Le ragioni della scelta di un “altro” Matteo

Due parole di presentazione. A Treviglio non tutti conoscono tutti…

Matteo De Capitani, classe 1969, da sempre impegnato in politica, quella che cerca di risolvere i problemi delle persone, in particolare di chi sta meno bene. Ho seguito l’evoluzione dal PCI al PD passando attraverso i DS ed il PDS. Già membro della direzione regionale e costituente del PD, sempre a titolo gratuito.

Hai restituito la tessera PD e ti sei dimesso dal’Assemblea regionale. Perché proprio adesso, con tutte le volte che il PD a trazione Renzi ha fatto arrabbiare i suoi iscritti? 

Far parte di un partito è una scelta, non un destino ed alla sopportazione c’è un limite. Ora il limite è superato e questo ce lo ha indicato fermamente il risultato referendario cui Renzi ha legato il suo futuro politico e quello del PD, lo hanno certificato i cittadini, in particolare i giovani, che per l’80% hanno scelto di votare NO, anche contro la politica del PD.

Sei stato uno dei promotori di “ConSenso” a Bergamo. A cosa mira l’associazione, a un nuovo partito? Sarà l’ennesimo contributo al frazionismo della sinistra, con i dibattiti sui massimi sistemi e la gente che non va più a votare?

ConSenso nasce dall’esperienza dei comitati per il NO per dare spazio ai cittadini delusi, molti dei quali ex elettori del PD rifugiatisi nell’astensione o nel voto al M5S. Saremo parte di Articolo1—Movimento Democratici e Progressisti per dare risposte ai problemi concreti che sono rimasti irrisolti o che si sono acuiti durante gli ultimi tre anni di governo.

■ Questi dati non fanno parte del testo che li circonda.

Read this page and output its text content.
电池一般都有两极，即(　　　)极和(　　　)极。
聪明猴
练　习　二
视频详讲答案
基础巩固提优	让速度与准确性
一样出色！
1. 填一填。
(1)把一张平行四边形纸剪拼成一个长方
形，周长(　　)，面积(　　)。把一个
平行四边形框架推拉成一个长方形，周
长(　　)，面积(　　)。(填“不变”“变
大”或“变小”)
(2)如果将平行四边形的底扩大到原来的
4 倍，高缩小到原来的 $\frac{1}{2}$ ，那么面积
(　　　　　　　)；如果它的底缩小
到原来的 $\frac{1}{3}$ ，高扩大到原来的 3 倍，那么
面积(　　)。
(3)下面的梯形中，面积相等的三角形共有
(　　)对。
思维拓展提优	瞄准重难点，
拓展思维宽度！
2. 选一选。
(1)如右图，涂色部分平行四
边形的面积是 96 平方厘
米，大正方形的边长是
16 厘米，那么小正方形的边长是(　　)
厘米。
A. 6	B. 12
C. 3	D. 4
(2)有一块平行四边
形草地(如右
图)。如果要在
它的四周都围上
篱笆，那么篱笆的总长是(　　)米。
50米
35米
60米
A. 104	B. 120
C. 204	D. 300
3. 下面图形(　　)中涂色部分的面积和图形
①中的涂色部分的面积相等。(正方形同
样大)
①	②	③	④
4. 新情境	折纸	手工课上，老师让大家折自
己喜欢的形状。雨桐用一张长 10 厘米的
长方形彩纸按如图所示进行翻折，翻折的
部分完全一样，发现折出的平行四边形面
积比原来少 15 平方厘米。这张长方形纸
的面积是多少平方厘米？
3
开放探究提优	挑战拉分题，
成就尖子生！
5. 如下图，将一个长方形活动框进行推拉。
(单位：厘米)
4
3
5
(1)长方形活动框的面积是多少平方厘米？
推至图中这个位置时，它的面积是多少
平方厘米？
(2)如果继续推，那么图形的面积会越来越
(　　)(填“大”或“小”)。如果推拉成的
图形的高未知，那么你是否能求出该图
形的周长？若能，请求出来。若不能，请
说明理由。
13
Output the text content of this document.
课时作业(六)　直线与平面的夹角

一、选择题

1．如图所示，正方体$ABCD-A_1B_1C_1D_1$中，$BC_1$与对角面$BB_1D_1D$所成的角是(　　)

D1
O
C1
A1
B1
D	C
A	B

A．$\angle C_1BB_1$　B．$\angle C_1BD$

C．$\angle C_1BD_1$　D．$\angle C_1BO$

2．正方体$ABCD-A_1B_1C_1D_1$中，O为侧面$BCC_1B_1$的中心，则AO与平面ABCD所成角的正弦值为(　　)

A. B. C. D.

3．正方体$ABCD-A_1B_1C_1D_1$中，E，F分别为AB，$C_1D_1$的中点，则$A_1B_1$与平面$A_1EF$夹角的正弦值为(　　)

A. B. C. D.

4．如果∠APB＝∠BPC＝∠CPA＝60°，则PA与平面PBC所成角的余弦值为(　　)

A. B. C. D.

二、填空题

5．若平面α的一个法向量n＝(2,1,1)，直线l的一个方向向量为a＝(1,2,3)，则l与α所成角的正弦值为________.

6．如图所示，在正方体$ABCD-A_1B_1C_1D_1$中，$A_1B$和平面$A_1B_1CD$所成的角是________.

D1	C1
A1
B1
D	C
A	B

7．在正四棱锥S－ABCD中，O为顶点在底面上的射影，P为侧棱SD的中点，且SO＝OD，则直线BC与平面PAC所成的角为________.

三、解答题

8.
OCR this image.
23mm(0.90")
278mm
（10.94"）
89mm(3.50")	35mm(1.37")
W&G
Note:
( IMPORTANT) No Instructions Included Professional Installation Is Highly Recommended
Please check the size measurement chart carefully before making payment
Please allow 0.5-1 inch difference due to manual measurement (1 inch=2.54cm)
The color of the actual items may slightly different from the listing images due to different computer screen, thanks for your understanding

Penso, ad esempio, alla crescita esponenziale del debito pubblico, alla riduzione dei diritti dei lavoratori, all’esplosione dei voucher ed alla riforma della scuola. Sappiamo che la sinistra potrà fare argine al populismo soltanto se sarà in grado di tornare a svolgere il suo ruolo fondamentale: essere la forza capace di ridurre le disuguaglianze, combattere la povertà, restituire dignità al lavoro.

Treviglio a suo modo ha fatto da apripista: come a livello nazionale, si tirano in ballo questioni personali (ci saranno, ma non sono determinanti) per non parlare di diverse idee di “essere” partito e di “fare” partito e politica. Che ruolo intendete ritagliarvi (uso il plurale, ma c’è un plurale?)?

Su come è stato gestito il centrosinistra trevigliese si dovrebbe scrivere un saggio dal titolo “Come perdere (e male) un’elezione vinta in partenza”: troppi “io” e troppa incapacità a comprendere e valorizzare le idee degli altri portano alla sconfitta, e lo abbiamo visto a Treviglio come a livello nazionale. Per prendersi qualche personale rivincita nel PD oggi non si dovrebbe fare altro che sedersi ed aspettare l’ennesima sconfitta. Noi invece vogliamo esserci per ricucire la scissione che c’è stata con gli elettori. Abbiamo già chiesto che il Governo fissi al più presto la data del referendum promosso dalla CGIL su voucher e appalti, possibilmente accorpandoli alle amministrative, per non buttare dalla finestra altri 300 milioni di Euro. L’assenza del NOI a favore dell’io ha causato danni enormi, la politica ha bisogno di sperimentare sistemi di governo plurali ed inclusivi, senza rottamazioni. Quindi sì, esiste un noi, un NOI che vuole essere coinvolgente.

Parteciperai e farai partecipare alle primarie del PD, visto che sono aperte a tutti? Insomma, quello al PD è un addio o un arrivederci da separati in casa?

No, non parteciperò alle primarie del PD. Chi partecipa dichiara sul proprio onore di essere elettore del PD. Chi certifica che gli elettori delle primarie siano effettivamente del PD? Nessuno! Per come sono (dis)organizzate sono scalabili dalla destra, e lo abbiamo già visto, penso alle primarie liguri o a quelle napoletane; inoltre tra i candidati in corsa non vedo nessuno in grado di raddrizzare la rotta. Ho lasciato il PD, ma non credo sarà un addio. Sono certo che con alcuni amici e compagni ci rivedremo e presto saremo fianco a fianco, forse proprio in Articolo 1—Movimento Democratici e Progressisti.